Lipoproteins and cardiovascular risk--from genetics to CHD prevention.

Increased levels of low density lipoprotein (LDL) cholesterol and triglyceride, and low levels of high density lipoprotein (HDL) cholesterol, are associated with increased risk of coronary heart disease (CHD). Only a minor part of the variation in lipids can be explained by defects in single genes of large effect; the bulk of variation in most cases is due to the interaction of polygenes and environment. This paper describes a strategy for unravelling such complex genetic effects in the population at large. A person's risk of developing CHD is, however, not determined by levels of circulating lipids alone, but by a number of factors which contribute to his or her global risk. Based on the data of the Münster Heart Study (PROCAM), a multiple logistic function using nine independent variables for the prediction of risk has been developed. This function allows an almost 40-fold degree discrimination in risk between persons in the lowest and highest quintiles of the algorithm. Data from the Münster Heart Study and other prospective studies indicates a log-linear relationship between LDL cholesterol and CHD risk. The results of recent large scale intervention trials indicate that this relationship also holds true for LDL levels which are achieved by treatment.

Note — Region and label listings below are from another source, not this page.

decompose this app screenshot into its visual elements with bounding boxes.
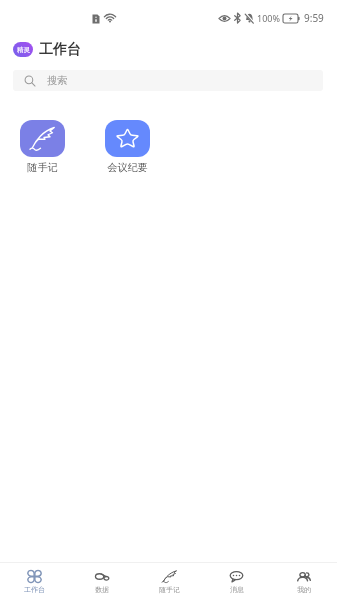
staticText: 随手记 (159, 585, 180, 594)
staticText: 消息 (230, 585, 244, 594)
staticText: 工作台 (39, 41, 81, 59)
button[interactable]: 我的 (270, 563, 337, 600)
button[interactable]: 数据 (68, 563, 136, 600)
staticText: 搜索 (47, 74, 68, 87)
staticText: 精灵 (17, 46, 30, 54)
button[interactable]: 工作台 (0, 563, 68, 600)
staticText: 数据 (95, 585, 109, 594)
staticText: 工作台 (24, 585, 45, 594)
button[interactable]: 消息 (203, 563, 270, 600)
button[interactable]: 会议纪要 (85, 120, 169, 174)
staticText: 会议纪要 (107, 161, 148, 174)
staticText: 我的 (297, 585, 311, 594)
button[interactable]: 随手记 (0, 120, 85, 174)
staticText: 随手记 (27, 161, 58, 174)
staticText: 100% (257, 12, 280, 24)
staticText: 9:59 (304, 11, 324, 25)
button[interactable]: 随手记 (136, 563, 203, 600)
button[interactable]: 搜索 (13, 70, 323, 91)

This indicates that the benefit achieved by cholesterol lowering is greatest at high baseline LDL cholesterol levels, and that at least for LDL cholesterol levels of > or = 80 mg. dl-1, there is no theoretical threshold below which lowering of LDL cholesterol cannot be expected to reduce CHD risk. However, at low LDL cholesterol levels the benefits of treatment may be outweighed by side-effects and by practical cost-benefit considerations. These issues are also discussed in detail in the present report.